How to properly determine what you need to charge this service providers
on your on-demand app
You built your on-demand marketplace to turn a profit by charging a fee for the convenience it provides to buyers and the income it provides to service providers. Do you charge fees to your sellers, buyers or both? How much do you charge them? How do you structure your fees?
Assess Costs
Ensure your business is sustainable by assessing your costs. Aside from development, your on-demand platform will likely incur ongoing costs from payment engines, cloud-based solutions, licence fees to third-party solution providers, maintenance and insurance coverage.
Assess Buyer Value
What are Buyers paying for comparable services offline? What is the value of your on-demand convenience? Many on-demand platforms successfully charge buyers up to a 30% premium for their services. While we cannot determine how much of a premium your marketplace will bear, it is clear that some buyers are willing to pay a premium for on-demand convenience.

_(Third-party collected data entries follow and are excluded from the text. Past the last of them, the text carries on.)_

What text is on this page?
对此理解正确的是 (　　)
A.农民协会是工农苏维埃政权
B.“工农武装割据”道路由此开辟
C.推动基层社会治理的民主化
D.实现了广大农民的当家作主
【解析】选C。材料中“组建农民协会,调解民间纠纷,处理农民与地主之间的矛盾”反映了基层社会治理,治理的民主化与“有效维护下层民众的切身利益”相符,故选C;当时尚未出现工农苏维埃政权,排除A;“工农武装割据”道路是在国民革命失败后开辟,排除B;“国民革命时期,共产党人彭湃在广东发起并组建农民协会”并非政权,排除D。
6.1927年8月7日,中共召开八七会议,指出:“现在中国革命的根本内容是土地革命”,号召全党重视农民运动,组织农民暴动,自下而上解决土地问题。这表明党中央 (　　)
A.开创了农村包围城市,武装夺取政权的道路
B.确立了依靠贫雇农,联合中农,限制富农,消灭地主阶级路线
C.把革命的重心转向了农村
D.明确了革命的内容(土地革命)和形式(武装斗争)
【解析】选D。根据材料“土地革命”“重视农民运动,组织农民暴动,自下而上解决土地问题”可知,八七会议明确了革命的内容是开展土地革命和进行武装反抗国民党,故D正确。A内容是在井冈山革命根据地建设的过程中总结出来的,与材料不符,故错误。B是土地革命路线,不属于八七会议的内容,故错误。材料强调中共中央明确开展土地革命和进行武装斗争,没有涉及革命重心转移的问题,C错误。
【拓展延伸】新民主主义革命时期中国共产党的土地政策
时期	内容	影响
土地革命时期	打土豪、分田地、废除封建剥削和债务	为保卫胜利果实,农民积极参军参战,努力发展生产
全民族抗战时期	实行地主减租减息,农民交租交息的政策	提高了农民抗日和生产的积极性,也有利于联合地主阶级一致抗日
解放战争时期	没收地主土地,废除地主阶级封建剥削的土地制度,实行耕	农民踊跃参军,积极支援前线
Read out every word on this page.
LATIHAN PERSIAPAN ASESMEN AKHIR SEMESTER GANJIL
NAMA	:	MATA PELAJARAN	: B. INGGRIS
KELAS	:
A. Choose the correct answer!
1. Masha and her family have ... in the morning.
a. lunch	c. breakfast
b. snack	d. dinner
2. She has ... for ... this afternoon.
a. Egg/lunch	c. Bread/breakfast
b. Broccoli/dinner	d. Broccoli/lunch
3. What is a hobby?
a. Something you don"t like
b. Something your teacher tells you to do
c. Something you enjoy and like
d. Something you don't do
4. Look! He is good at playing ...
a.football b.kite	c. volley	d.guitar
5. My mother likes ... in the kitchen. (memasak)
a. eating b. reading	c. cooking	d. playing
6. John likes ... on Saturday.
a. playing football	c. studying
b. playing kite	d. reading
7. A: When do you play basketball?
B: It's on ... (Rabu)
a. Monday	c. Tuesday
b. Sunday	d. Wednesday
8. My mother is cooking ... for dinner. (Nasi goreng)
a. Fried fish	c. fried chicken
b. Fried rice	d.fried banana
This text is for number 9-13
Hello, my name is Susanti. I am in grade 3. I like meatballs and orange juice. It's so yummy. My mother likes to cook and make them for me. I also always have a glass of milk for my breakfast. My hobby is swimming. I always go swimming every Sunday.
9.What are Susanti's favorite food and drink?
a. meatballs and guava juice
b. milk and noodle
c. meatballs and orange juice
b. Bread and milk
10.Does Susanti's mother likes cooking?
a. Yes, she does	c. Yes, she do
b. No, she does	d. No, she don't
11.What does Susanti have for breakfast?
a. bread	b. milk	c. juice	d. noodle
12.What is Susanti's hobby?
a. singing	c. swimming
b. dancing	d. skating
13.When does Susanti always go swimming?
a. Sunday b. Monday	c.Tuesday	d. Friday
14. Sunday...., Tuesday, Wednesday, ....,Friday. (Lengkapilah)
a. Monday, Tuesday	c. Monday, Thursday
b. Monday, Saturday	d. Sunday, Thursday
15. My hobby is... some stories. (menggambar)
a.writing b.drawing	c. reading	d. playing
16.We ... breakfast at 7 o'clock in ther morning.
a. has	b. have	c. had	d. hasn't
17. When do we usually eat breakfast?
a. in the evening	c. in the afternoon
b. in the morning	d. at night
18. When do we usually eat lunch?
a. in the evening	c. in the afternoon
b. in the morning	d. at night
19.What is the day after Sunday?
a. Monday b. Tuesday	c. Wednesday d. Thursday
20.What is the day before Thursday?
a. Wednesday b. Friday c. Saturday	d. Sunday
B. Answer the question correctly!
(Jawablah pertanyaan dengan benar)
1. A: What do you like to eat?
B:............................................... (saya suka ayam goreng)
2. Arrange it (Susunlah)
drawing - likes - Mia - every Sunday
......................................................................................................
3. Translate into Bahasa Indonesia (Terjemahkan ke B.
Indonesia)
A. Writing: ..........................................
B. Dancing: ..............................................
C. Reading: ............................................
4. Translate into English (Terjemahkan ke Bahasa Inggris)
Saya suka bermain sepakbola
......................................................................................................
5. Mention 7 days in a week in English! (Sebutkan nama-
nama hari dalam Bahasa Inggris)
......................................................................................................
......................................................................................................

Assess Service-Provider Value
Find the value you on-demand platform provides to your sellers. What does it cost your service providers to deliver their services? Are you dealing with professionals who have fixed costs or cottage-industry freelancers investing little more than their time? How much do they save by getting free demand for their services through your platform? Are they using their own facilities or providing services offsite?
Uber Eats charges restaurants 30% successfully because increased customer demand with no in-dining or cost-free delivery costs can bear that expense. Rover charges its dog walkers 20% successfully because it leverages a cottage industry where its service providers can meet buyer demand with little to no costs beyond their time. AirBnB charges the buyers for the majority of its service fees rather than it’s hosts at a sliding scale of 10%-15% because its hosts can afford to charge a fraction of the rates offered by the hospitality industry.
Different Fee Structures
Once you have assessed where your on-demand platform offers value, you are in a position to structure your fees. Consider which users you are going to charge and how you are going to charge them – i.e. are you going to build your fees into the service and charge sellers a percentage or separate your fees from the sellers’ and charge them to the buyer or do both?
Finally, at which price point do you wish to enter the market? Are you going to charge a premium, match or even undercut offline industry pricing to build adoption?
Ultimately, only you can answer these questions. Hopefully this article has placed you on the path to making more informed choices in doing so.